Les émeus ont semblé déchiffrer rapidement la portée du fusil, et la majorité des oiseaux ont échappé aux confrontations qui ont suivi avec leur vie intacte. Les soldats et les habitants ont essayé une autre approche. Pendant des jours, ils ont attendu, et lorsque cela s’est avéré infructueux, ils sont descendus en masse. Ils ont essayé de monter les fusils sur des camions et des toits, sans grand succès. Six jours après la chute du premier émeu, 2 500 cartouches avaient été tirées. Le nombre de morts est estimé entre 50 et 500, un chiffre qui n’a pas échappé aux médias locaux. L’attention négative a atteint la Chambre des représentants australienne qui, le 8 novembre, a demandé aux militaires de se retirer.
‘Si nous avions une division militaire avec la capacité de transport de balles de ces oiseaux, elle ferait face à n’importe quelle armée dans le monde.
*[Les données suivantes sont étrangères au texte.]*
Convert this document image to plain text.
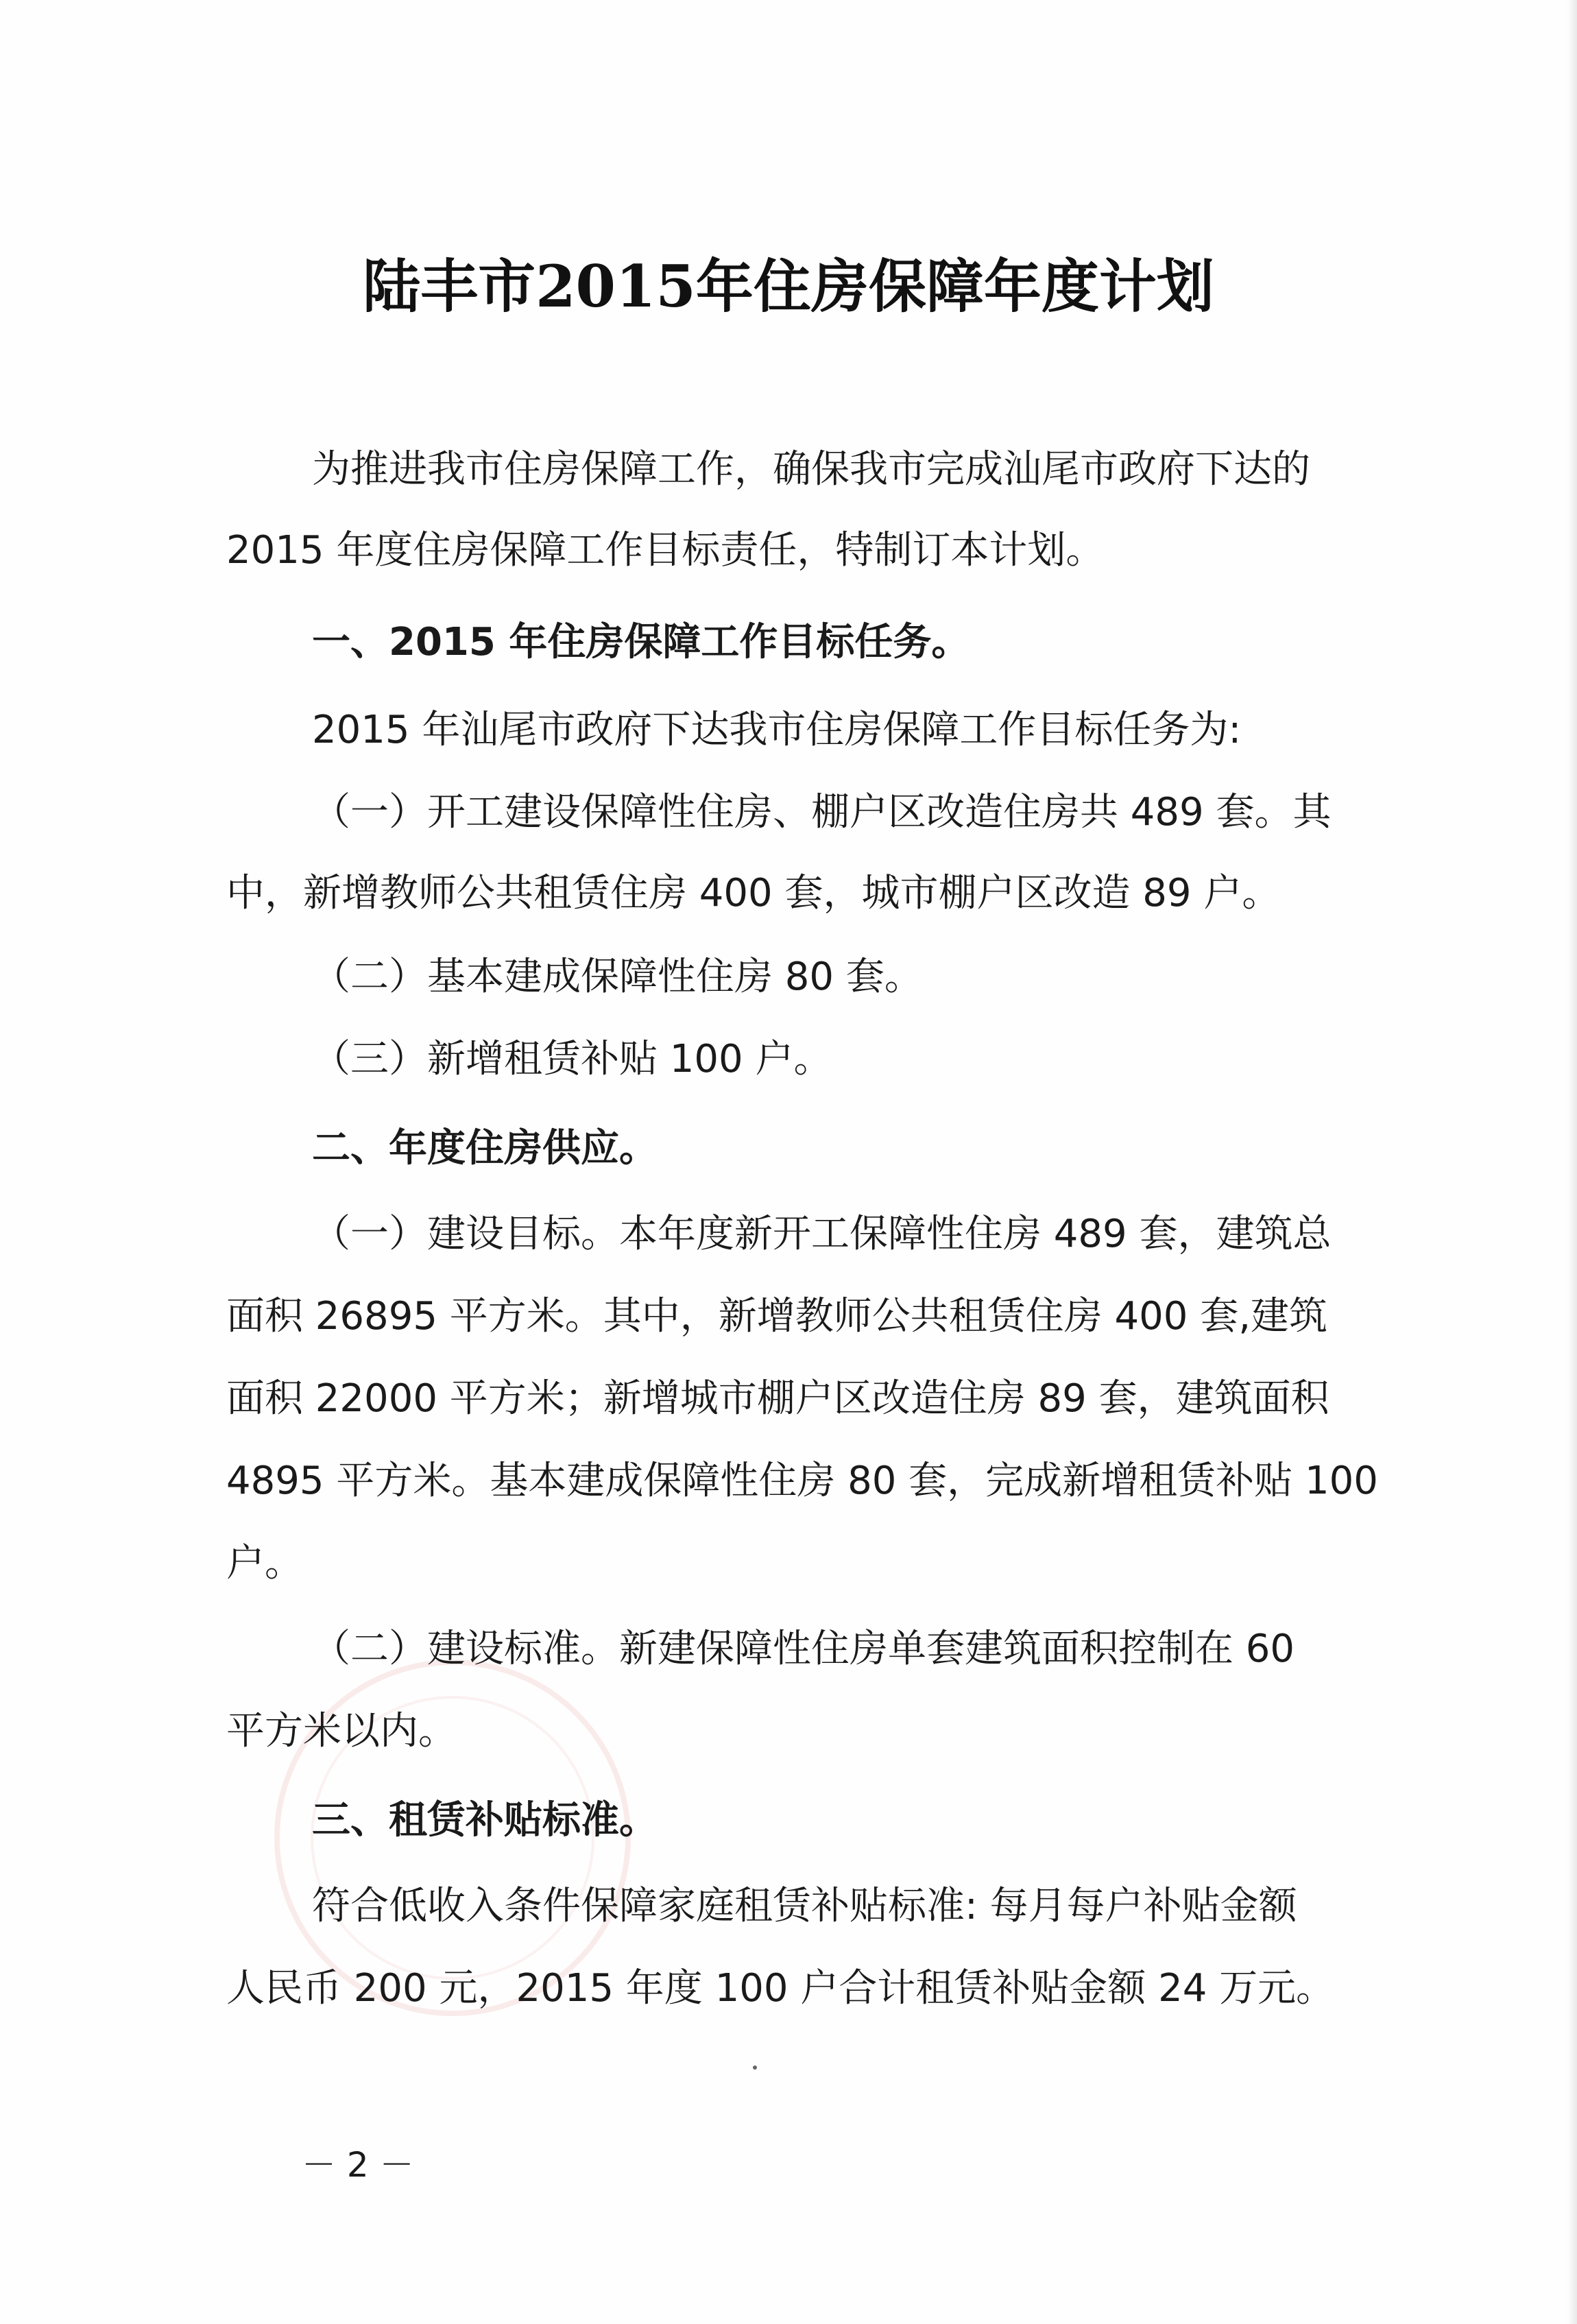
陆丰市2015年住房保障年度计划
为推进我市住房保障工作，确保我市完成汕尾市政府下达的
2015 年度住房保障工作目标责任，特制订本计划。
一、2015 年住房保障工作目标任务。
2015 年汕尾市政府下达我市住房保障工作目标任务为:
（一）开工建设保障性住房、棚户区改造住房共 489 套。其
中，新增教师公共租赁住房 400 套，城市棚户区改造 89 户。
（二）基本建成保障性住房 80 套。
（三）新增租赁补贴 100 户。
二、年度住房供应。
（一）建设目标。本年度新开工保障性住房 489 套，建筑总
面积 26895 平方米。其中，新增教师公共租赁住房 400 套,建筑
面积 22000 平方米；新增城市棚户区改造住房 89 套，建筑面积
4895 平方米。基本建成保障性住房 80 套，完成新增租赁补贴 100
户。
（二）建设标准。新建保障性住房单套建筑面积控制在 60
平方米以内。
三、租赁补贴标准。
符合低收入条件保障家庭租赁补贴标准: 每月每户补贴金额
人民币 200 元，2015 年度 100 户合计租赁补贴金额 24 万元。
－ 2 －
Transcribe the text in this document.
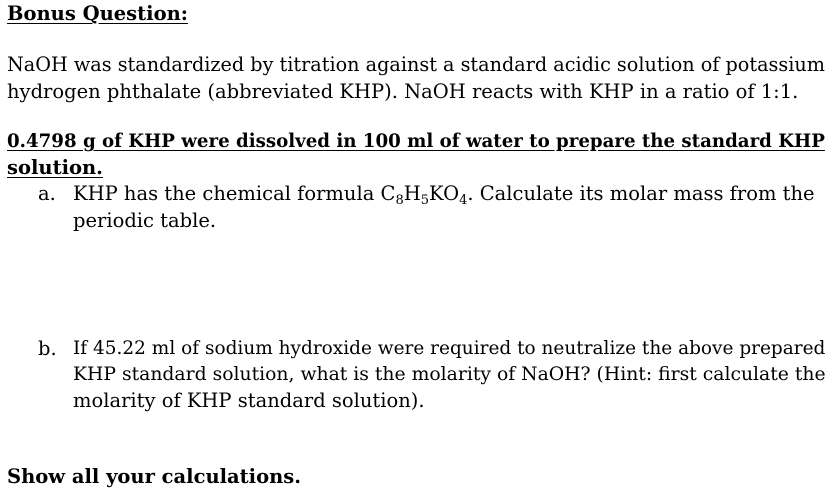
Bonus Question:
NaOH was standardized by titration against a standard acidic solution of potassium
hydrogen phthalate (abbreviated KHP). NaOH reacts with KHP in a ratio of 1:1.
0.4798 g of KHP were dissolved in 100 ml of water to prepare the standard KHP
solution.
a. KHP has the chemical formula $C_8H_5KO_4$. Calculate its molar mass from the
periodic table.
b. If 45.22 ml of sodium hydroxide were required to neutralize the above prepared
KHP standard solution, what is the molarity of NaOH? (Hint: first calculate the
molarity of KHP standard solution).
Show all your calculations.
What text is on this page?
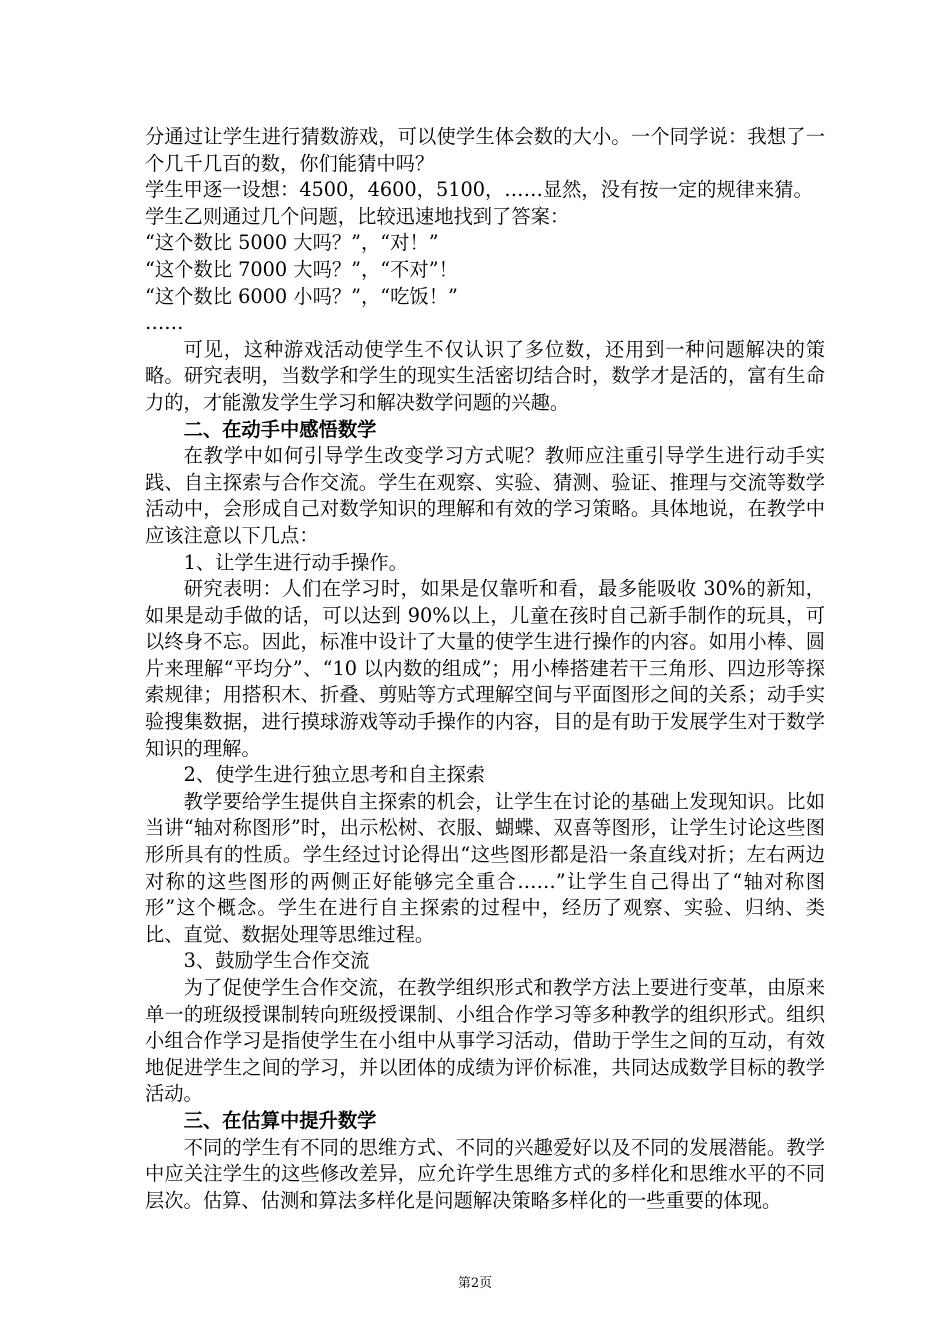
分通过让学生进行猜数游戏，可以使学生体会数的大小。一个同学说：我想了一个几千几百的数，你们能猜中吗？

学生甲逐一设想：4500，4600，5100，……显然，没有按一定的规律来猜。

学生乙则通过几个问题，比较迅速地找到了答案：

“这个数比 5000 大吗？”，“对！”

“这个数比 7000 大吗？”，“不对”！

“这个数比 6000 小吗？”，“吃饭！”

……

可见，这种游戏活动使学生不仅认识了多位数，还用到一种问题解决的策略。研究表明，当数学和学生的现实生活密切结合时，数学才是活的，富有生命力的，才能激发学生学习和解决数学问题的兴趣。

二、在动手中感悟数学

在教学中如何引导学生改变学习方式呢？教师应注重引导学生进行动手实践、自主探索与合作交流。学生在观察、实验、猜测、验证、推理与交流等数学活动中，会形成自己对数学知识的理解和有效的学习策略。具体地说，在教学中应该注意以下几点：

1、让学生进行动手操作。

研究表明：人们在学习时，如果是仅靠听和看，最多能吸收 30%的新知，如果是动手做的话，可以达到 90%以上，儿童在孩时自己新手制作的玩具，可以终身不忘。因此，标准中设计了大量的使学生进行操作的内容。如用小棒、圆片来理解“平均分”、“10 以内数的组成”；用小棒搭建若干三角形、四边形等探索规律；用搭积木、折叠、剪贴等方式理解空间与平面图形之间的关系；动手实验搜集数据，进行摸球游戏等动手操作的内容，目的是有助于发展学生对于数学知识的理解。

2、使学生进行独立思考和自主探索

教学要给学生提供自主探索的机会，让学生在讨论的基础上发现知识。比如当讲“轴对称图形”时，出示松树、衣服、蝴蝶、双喜等图形，让学生讨论这些图形所具有的性质。学生经过讨论得出“这些图形都是沿一条直线对折；左右两边对称的这些图形的两侧正好能够完全重合……”让学生自己得出了“轴对称图形”这个概念。学生在进行自主探索的过程中，经历了观察、实验、归纳、类比、直觉、数据处理等思维过程。

3、鼓励学生合作交流

为了促使学生合作交流，在教学组织形式和教学方法上要进行变革，由原来单一的班级授课制转向班级授课制、小组合作学习等多种教学的组织形式。组织小组合作学习是指使学生在小组中从事学习活动，借助于学生之间的互动，有效地促进学生之间的学习，并以团体的成绩为评价标准，共同达成数学目标的教学活动。

三、在估算中提升数学

不同的学生有不同的思维方式、不同的兴趣爱好以及不同的发展潜能。教学中应关注学生的这些修改差异，应允许学生思维方式的多样化和思维水平的不同层次。估算、估测和算法多样化是问题解决策略多样化的一些重要的体现。

第2页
Ils pourraient affronter des mitrailleuses avec l’invulnérabilité des chars.’
« Si nous avions une division militaire avec la capacité de transport de balles de ces oiseaux, elle ferait face à n’importe quelle armée dans le monde », a expliqué le major Meredith. « Ils pourraient affronter des mitrailleuses avec l’invulnérabilité des chars. Ils sont comme les Zoulous, que même les balles dum dum n’arrêteraient pas. »
Les oiseaux avaient gagné, et la violence les avait laissés imperturbables. Ils ont repris leur festin, leur poursuite effrontée des cultures amplifiée par la combinaison malchanceuse du temps chaud et de la sécheresse. Les agriculteurs implorèrent une fois de plus le gouvernement, et cette fois, James Mitchell, le premier ministre de l’Australie occidentale, soutint leur proposition.
Il y aurait un deuxième tour. Du 13 novembre au 10 décembre 1932, les émeus furent à nouveau attaqués, perdant une centaine d’oiseaux par semaine. Au final, le major Meredith affirme que 9 860 cartouches ont tué 986 émeus. Deux mille cinq cents autres avaient été gravement blessés et finiraient par succomber à leurs blessures.
La nouvelle de la guerre des émeus, comme on l’appelait dans les journaux, parvint aux défenseurs de la nature en Grande-Bretagne, qui décrièrent l’extermination d’un oiseau rare. Au moment où l’armée est accusée de « destruction massive », le gouvernement en a assez des fermiers d’Australie occidentale et de leurs problèmes, anciens combattants ou non. Lorsqu’ils ont demandé une aide supplémentaire en 1934, 1943 et 1948, on leur a répondu que les mitrailleuses n’étaient plus une option. La chasse à la prime, cependant, était parfaitement acceptable – tout comme le fait de dévorer la mise à mort.
Mais au final, aucune arme, mitrailleuse ou autre, n’a fait fuir l’émeu – juste la simple rareté. Lorsque le blé a été récolté, l’émeu s’est déplacé. Aujourd’hui, les oiseaux sont toujours considérés comme un bon dîner, et leur huile, leurs plumes et leur cuir comme une marchandise.